Project leader

 

Funding source

Forte - Swedish Research Council for Health, Working Life and Welfare
 

Project Details

Start date: 01/01/2014
End date: 31/12/2016
Funding: 3030000 SEK
 

Description

In our project, we study patterns in family structure and kinship in Sweden over the last 250 years, and how these patterns have changed during this period. Our research is based on unique longitudinal individual registers, with a time length without comparison outside Sweden. The project generates fundamental demographic data on issues such as the number of live children and parents of individuals at different ages, number of extended-family members, and other issues related to family structure and kinship, both in contemporary societies and in the past.
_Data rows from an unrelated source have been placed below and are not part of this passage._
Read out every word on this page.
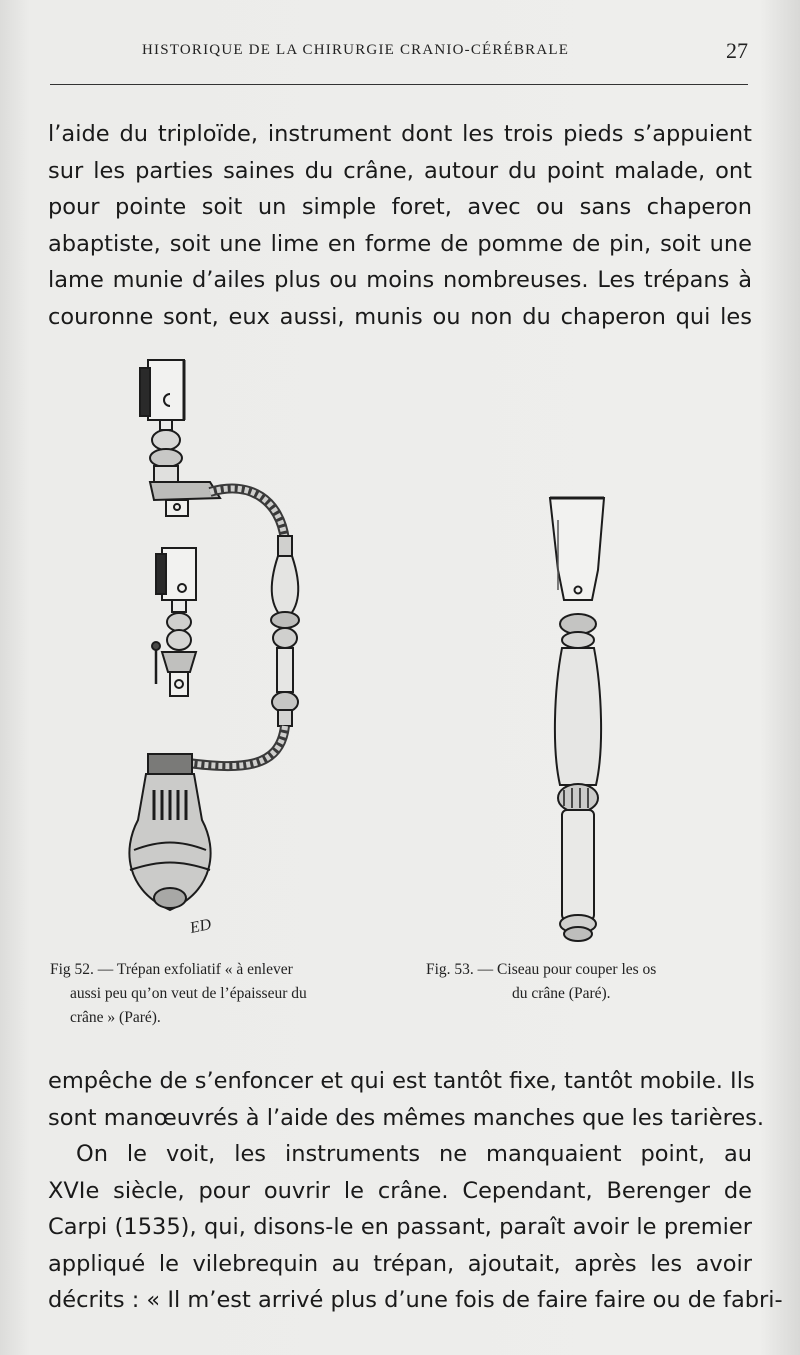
HISTORIQUE DE LA CHIRURGIE CRANIO-CÉRÉBRALE	27
l’aide du triploïde, instrument dont les trois pieds s’appuient
sur les parties saines du crâne, autour du point malade, ont
pour pointe soit un simple foret, avec ou sans chaperon
abaptiste, soit une lime en forme de pomme de pin, soit une
lame munie d’ailes plus ou moins nombreuses. Les trépans à
couronne sont, eux aussi, munis ou non du chaperon qui les
ED
Fig 52. — Trépan exfoliatif « à enlever
aussi peu qu’on veut de l’épaisseur du
crâne » (Paré).
Fig. 53. — Ciseau pour couper les os
du crâne (Paré).
empêche de s’enfoncer et qui est tantôt fixe, tantôt mobile. Ils
sont manœuvrés à l’aide des mêmes manches que les tarières.
On le voit, les instruments ne manquaient point, au
XVIe siècle, pour ouvrir le crâne. Cependant, Berenger de
Carpi (1535), qui, disons-le en passant, paraît avoir le premier
appliqué le vilebrequin au trépan, ajoutait, après les avoir
décrits : « Il m’est arrivé plus d’une fois de faire faire ou de fabri-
Our research produces completely new insights into these issues. We contribute to a better understanding of contemporary demographic challenges related to reconstituted families and family care of the elderly.
 
A precondition for our project is the novel linkage of different sources of data. In Sweden, as the first country in the world, it has recently become possible to link data from modern administrative registers with those from historical parish registers. Sweden has excellent historical as well as contemporary data, but digitized data has until recently been missing for the period 1900-1960. Lately, parish register data have been digitised for this period as well. For our research, we link data on previous inhabitants in Skellefteå in Northern Sweden, as derived from the demographic database at Umeå University (1700-1950), with data from nationwide contemporary population registers at Statistics Sweden (1960-2007). These new register linkages allow brand new research on kinship and family formation.